As you might have seen in some co-ed games, a curved chalk line is drawn in the outfield at a set distance to describe an area behind the infield, usually 180' feet in co-ed, but 120' feet in the wooden bat league. This line marks the point, which the outfielders must stay behind, until the ball is hit. It insures that the softly hit ball cannot be caught by an outfielder that has moved way up. It allows the batter to stroke the ball with his normal strength and put it into the zone more protected now by this boundary line. This increases the infielders' duties as far as playing back and being able to cover their territory more vigilantly. There have been some exceptional infield plays made due to the added responsibilities placed on the infielders.

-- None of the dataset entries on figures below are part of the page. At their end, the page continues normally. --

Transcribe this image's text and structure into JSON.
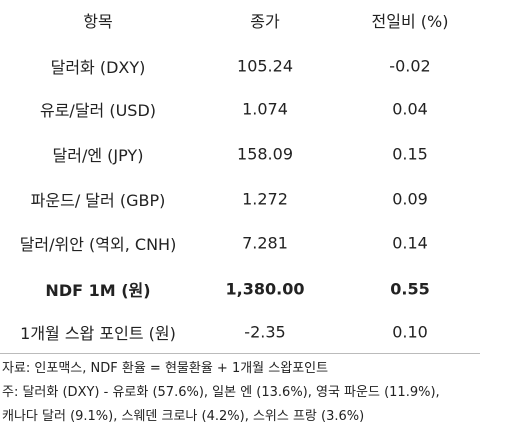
{
  "table": {
    "header": [
      "항목",
      "종가",
      "전일비 (%)"
    ],
    "rows": [
      [
        "달러화 (DXY)",
        "105.24",
        "-0.02"
      ],
      [
        "유로/달러 (USD)",
        "1.074",
        "0.04"
      ],
      [
        "달러/엔 (JPY)",
        "158.09",
        "0.15"
      ],
      [
        "파운드/ 달러 (GBP)",
        "1.272",
        "0.09"
      ],
      [
        "달러/위안 (역외, CNH)",
        "7.281",
        "0.14"
      ],
      [
        "NDF 1M (원)",
        "1,380.00",
        "0.55"
      ],
      [
        "1개월 스왑 포인트 (원)",
        "-2.35",
        "0.10"
      ]
    ],
    "bold_rows": [
      5
    ]
  },
  "notes": [
    "자료: 인포맥스, NDF 환율 = 현물환율 + 1개월 스왑포인트",
    "주: 달러화 (DXY) - 유로화 (57.6%), 일본 엔 (13.6%), 영국 파운드 (11.9%),",
    "캐나다 달러 (9.1%), 스웨덴 크로나 (4.2%), 스위스 프랑 (3.6%)"
  ]
}
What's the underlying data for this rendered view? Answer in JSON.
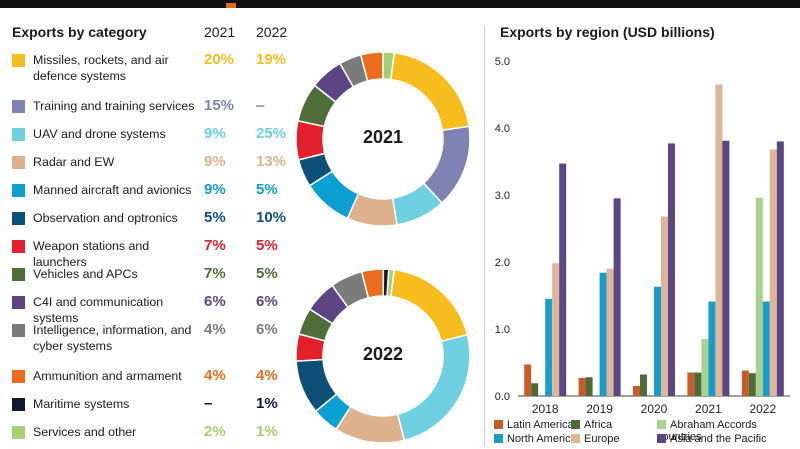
{
  "left": {
    "title": "Exports by category",
    "year_a": "2021",
    "year_b": "2022",
    "categories": [
      {
        "label": "Missiles, rockets, and air defence systems",
        "color": "#f7bd1f",
        "v2021": "20%",
        "v2022": "19%",
        "s2021": 20,
        "s2022": 19
      },
      {
        "label": "Training and training services",
        "color": "#7f83b4",
        "v2021": "15%",
        "v2022": "–",
        "s2021": 15,
        "s2022": 0
      },
      {
        "label": "UAV and drone systems",
        "color": "#6fd0e1",
        "v2021": "9%",
        "v2022": "25%",
        "s2021": 9,
        "s2022": 25
      },
      {
        "label": "Radar and EW",
        "color": "#ddb28d",
        "v2021": "9%",
        "v2022": "13%",
        "s2021": 9,
        "s2022": 13
      },
      {
        "label": "Manned aircraft and avionics",
        "color": "#0c9fd2",
        "v2021": "9%",
        "v2022": "5%",
        "s2021": 9,
        "s2022": 5
      },
      {
        "label": "Observation and optronics",
        "color": "#0e4f78",
        "v2021": "5%",
        "v2022": "10%",
        "s2021": 5,
        "s2022": 10
      },
      {
        "label": "Weapon stations and launchers",
        "color": "#e3202b",
        "v2021": "7%",
        "v2022": "5%",
        "s2021": 7,
        "s2022": 5
      },
      {
        "label": "Vehicles and APCs",
        "color": "#4e6d39",
        "v2021": "7%",
        "v2022": "5%",
        "s2021": 7,
        "s2022": 5
      },
      {
        "label": "C4I and communication systems",
        "color": "#5d4483",
        "v2021": "6%",
        "v2022": "6%",
        "s2021": 6,
        "s2022": 6
      },
      {
        "label": "Intelligence, information, and cyber systems",
        "color": "#7b7b7b",
        "v2021": "4%",
        "v2022": "6%",
        "s2021": 4,
        "s2022": 6
      },
      {
        "label": "Ammunition and armament",
        "color": "#ec6c1d",
        "v2021": "4%",
        "v2022": "4%",
        "s2021": 4,
        "s2022": 4
      },
      {
        "label": "Maritime systems",
        "color": "#121a33",
        "v2021": "–",
        "v2022": "1%",
        "s2021": 0,
        "s2022": 1
      },
      {
        "label": "Services and other",
        "color": "#a6cf73",
        "v2021": "2%",
        "v2022": "1%",
        "s2021": 2,
        "s2022": 1
      }
    ],
    "donut_2021_label": "2021",
    "donut_2022_label": "2022"
  },
  "chart_data": {
    "type": "bar",
    "title": "Exports by region (USD billions)",
    "categories": [
      "2018",
      "2019",
      "2020",
      "2021",
      "2022"
    ],
    "ylim": [
      0,
      5
    ],
    "yticks": [
      "0.0",
      "1.0",
      "2.0",
      "3.0",
      "4.0",
      "5.0"
    ],
    "grid": false,
    "series": [
      {
        "name": "Latin America",
        "color": "#c75b2a",
        "values": [
          0.47,
          0.27,
          0.15,
          0.35,
          0.38
        ]
      },
      {
        "name": "Africa",
        "color": "#4d6a3b",
        "values": [
          0.19,
          0.28,
          0.32,
          0.35,
          0.34
        ]
      },
      {
        "name": "Abraham Accords countries",
        "color": "#a9d18e",
        "values": [
          0,
          0,
          0,
          0.85,
          2.96
        ]
      },
      {
        "name": "North America",
        "color": "#1a9bc9",
        "values": [
          1.45,
          1.84,
          1.63,
          1.41,
          1.41
        ]
      },
      {
        "name": "Europe",
        "color": "#dfb597",
        "values": [
          1.98,
          1.9,
          2.68,
          4.65,
          3.68
        ]
      },
      {
        "name": "Asia and the Pacific",
        "color": "#5a4683",
        "values": [
          3.47,
          2.95,
          3.77,
          3.81,
          3.8
        ]
      }
    ]
  }
}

I'm not in the least downplaying the great merits of regular senior ball_the aluminum bat, the straight up fields, etc. But we also like to keep our 60+ through the 70+ ballplayers around. This is a very palatable solution. In our area, hardly any of the 65+ and 70+ players have fallen through the cracks this year. The draft league was made available to them, they responded by getting into the pool, then onto a team, then directly into well-matched games. This "frees up" some of the regular 60+ team's rosters to pick up some higher talented players, as the ones they would have kept through loyalty who have gotten pretty slowed down now have a place to play. "It's a win, win," as Jimmy Johnson from the senior 60+ Legends here in the regular Boise senior league says. We all agree.
Ed Lenhart, one of the organizers of this draft league, sees the future as being bright. "There are going to be more and more coming into it because each year the 60+ players all get older and less competitive. They want to keep playing, but not so intently. This league is designed for the average player and even exceptional player that want to play on equal ground with another team. So far, it's working great. Next year will be better!"
What about you, 60+ senior player? Is it time to get a draft together, find some fields for the teams to play on one night a week and just make some contacts? One of the teams didn't have a manager; they just sort of did it themselves. The cost can be low, with the need of only one umpire and being able to get fields that are not so high profile. It's your game_how long do you want to remain in it?